Elle recula d’un pas au grand soulagement du garde.
— Stranis a violé une fillette sans défense, reprit-elle, Jevin s’est attaqué à une femme adulte et résolue. L’un comme l’autre le paieront un jour.
— J’ai entendu parler du Poing. Il y a quelques mois, il a affronté les guerriers libres et ça a été un match nul. Jevin aussi les a combattus et il a gagné, la guerrière libre est morte. Penses-tu réussir à t’opposer avec succès à ces hommes alors que la meilleure a échoué ?
Elle avait presque réussi à oublier la disparition de Saalyn, survenue alors qu’elle se lançait à son secours, à la poursuite de ses ravisseurs. Elle ne devait pas se laisser influencer par son souvenir sinon elle allait s’effondrer sans pouvoir continuer sa tâche.
— Oui.
— Tu as l’air sûre de toi.
— Je sais des choses qu’elle ignorait.
— Et le drow. Celui qui t’a fait ça, tu n’en parles pas de celui-là. Tu l’as oublié. Pourtant, s’il n’avait pas été là, rien ne te serait arrivé.
Deirane mit longtemps à répondre. Quand elle le fit, ce fut d’une voix sourde, pleine de menaces.
— Non, lui non plus je ne l’ai pas oublié. Je ne sais pas quand, je ne sais pas où. Mais quand il mourra, ça sera de ma main. Et je n’accepterai que personne d’autre ne le fasse à ma place. J’accomplirai le nécessaire pour que personne ne me vole ma vengeance. Même si c’est la dernière chose que j’accomplirai de ma vie.
Orellide se carra dans son fauteuil. Elle dévisageait le petit bout de femme qui lui faisait face, altière malgré sa faible taille et sa silhouette gracile. Le traitement que lui avait infligé Jevin ne l’avait pas brisée. Au contraire, il l’avait durcie, il avait renforcé ses convictions.
Sans dire un mot, Deirane ramassa sa cape et s’en recouvrit.
— Vous savez où me trouver, dit-elle. Les leçons avec Chenlow, c’est fini.

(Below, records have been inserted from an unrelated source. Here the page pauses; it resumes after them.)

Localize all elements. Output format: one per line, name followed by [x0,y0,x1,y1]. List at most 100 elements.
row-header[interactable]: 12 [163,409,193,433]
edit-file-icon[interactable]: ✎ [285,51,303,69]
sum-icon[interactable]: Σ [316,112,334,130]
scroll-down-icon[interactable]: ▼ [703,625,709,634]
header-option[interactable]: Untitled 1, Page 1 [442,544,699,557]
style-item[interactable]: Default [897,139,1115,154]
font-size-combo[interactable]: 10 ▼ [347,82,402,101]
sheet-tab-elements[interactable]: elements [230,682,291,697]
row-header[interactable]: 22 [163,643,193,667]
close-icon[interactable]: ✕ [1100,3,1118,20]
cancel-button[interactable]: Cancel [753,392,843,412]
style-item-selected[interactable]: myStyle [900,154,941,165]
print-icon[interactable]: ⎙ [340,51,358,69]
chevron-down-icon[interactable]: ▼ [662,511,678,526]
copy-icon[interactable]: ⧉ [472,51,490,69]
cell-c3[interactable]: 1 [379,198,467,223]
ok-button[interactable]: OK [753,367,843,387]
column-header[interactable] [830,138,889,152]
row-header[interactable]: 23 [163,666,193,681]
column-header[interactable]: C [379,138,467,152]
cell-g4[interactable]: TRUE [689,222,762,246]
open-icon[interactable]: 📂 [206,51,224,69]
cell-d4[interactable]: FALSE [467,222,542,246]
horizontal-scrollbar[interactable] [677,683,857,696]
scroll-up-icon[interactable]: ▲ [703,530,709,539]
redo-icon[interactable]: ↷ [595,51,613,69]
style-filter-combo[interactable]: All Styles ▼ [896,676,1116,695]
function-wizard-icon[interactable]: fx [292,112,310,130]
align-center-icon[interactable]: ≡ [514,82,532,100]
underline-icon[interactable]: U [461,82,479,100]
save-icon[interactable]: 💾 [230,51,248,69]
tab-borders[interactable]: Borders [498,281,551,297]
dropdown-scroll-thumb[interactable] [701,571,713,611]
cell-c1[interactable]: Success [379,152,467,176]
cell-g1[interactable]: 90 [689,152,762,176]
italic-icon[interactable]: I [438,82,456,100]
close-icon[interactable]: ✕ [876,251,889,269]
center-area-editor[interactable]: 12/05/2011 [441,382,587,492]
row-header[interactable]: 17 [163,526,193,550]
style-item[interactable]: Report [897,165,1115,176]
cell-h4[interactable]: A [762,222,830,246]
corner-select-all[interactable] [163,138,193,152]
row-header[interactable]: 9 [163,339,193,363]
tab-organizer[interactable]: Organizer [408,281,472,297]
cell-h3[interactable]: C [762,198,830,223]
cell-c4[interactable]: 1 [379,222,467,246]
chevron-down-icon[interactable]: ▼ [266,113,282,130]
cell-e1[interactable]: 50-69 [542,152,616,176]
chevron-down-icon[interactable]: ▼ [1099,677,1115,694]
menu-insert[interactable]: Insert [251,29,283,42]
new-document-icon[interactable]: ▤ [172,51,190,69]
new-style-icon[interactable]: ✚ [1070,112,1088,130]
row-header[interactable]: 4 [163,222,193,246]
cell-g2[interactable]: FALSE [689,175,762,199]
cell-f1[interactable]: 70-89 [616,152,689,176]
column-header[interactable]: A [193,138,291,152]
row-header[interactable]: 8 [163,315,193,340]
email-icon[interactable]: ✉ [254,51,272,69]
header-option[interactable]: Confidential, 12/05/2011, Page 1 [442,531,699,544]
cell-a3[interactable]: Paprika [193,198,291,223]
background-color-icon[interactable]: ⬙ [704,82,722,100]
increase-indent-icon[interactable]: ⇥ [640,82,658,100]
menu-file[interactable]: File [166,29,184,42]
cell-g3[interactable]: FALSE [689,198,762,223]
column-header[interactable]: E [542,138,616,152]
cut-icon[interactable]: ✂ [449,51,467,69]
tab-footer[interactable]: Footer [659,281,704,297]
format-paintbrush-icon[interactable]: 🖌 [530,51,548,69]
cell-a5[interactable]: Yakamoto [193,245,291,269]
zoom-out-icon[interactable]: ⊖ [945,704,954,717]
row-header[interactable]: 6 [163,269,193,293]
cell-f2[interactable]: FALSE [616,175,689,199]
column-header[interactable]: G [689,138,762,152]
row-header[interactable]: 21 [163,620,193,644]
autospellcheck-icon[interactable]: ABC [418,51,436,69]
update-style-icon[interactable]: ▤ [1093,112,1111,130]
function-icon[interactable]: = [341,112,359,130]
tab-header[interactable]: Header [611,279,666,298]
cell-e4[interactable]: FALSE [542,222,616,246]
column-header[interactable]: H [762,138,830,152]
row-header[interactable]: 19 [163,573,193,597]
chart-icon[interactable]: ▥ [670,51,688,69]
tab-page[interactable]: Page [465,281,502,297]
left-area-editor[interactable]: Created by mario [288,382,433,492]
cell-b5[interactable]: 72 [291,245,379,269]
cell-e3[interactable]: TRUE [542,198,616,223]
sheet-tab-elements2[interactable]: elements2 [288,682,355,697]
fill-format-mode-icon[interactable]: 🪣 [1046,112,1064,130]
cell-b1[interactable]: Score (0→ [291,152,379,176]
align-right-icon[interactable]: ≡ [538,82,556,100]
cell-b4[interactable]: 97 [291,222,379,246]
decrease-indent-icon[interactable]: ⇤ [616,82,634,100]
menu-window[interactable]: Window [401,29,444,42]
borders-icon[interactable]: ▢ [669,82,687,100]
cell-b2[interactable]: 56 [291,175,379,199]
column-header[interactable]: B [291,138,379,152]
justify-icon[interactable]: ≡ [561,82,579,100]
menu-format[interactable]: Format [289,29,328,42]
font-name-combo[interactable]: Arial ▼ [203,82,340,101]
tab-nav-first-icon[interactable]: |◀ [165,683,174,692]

Le prochain homme que je prendrai dans mon lit, c’est Brun. Personne d’autre.
Elle quitta la pièce sans prendre congé. Nëjya se fendit d’une brève courbette avant de la poursuivre. Dès qu’elle fut partie, l’eunuque s’approcha de sa maîtresse.
— Alors, demanda-t-il ?
— Elle est celle qui convient pour atteindre mes objectifs. Mais j’ai bien peur que nous soyons allés trop loin.
— Trop loin ?
— Nous avons créé un monstre. Il sera d’autant plus terrible qu’il se cache sous des dehors angéliques.
— Ses amies arriveront peut-être à la modérer.
— Je l’espère, répondit Orellide.
— Et moi je souhaite que vous vous trompiez.
Nëjya suivit Deirane jusqu’à sa chambre.
— Deirane, tu as été parfaite, la félicita-t-elle.
Comme elle ne disait rien, la Samborren la saisit par les épaules et la tourna vers elle pour la regarder dans les yeux. Elle remarqua son air un peu hagard.
— Ça ne va pas ? demanda-t-elle.
— Non.
— Je peux faire quelque chose ?
— Prends-moi dans tes bras.
Nëjya enlaça la jeune femme et la serra fortement contre elle, presque à lui faire mal. Mais elle en avait besoin. Cela se sentait à ses muscles tendus comme des cordes.
— Aujourd’hui, pour ce que tu as fait, je suis fière d’être de tes amies.
— Je ne sais pas si j’en serais à nouveau capable s’il le fallait.
— Je pense que tu y arriveras. Et…
Elle l’écarta pour la regarder dans les yeux. Des yeux qui brillaient, les larmes sur le point de couler.
— Maintenant, je sais que j’avais raison. Je te suivrais jusqu’au bout du monde.
Elle la reprit dans ses bras pour la serrer contre elle.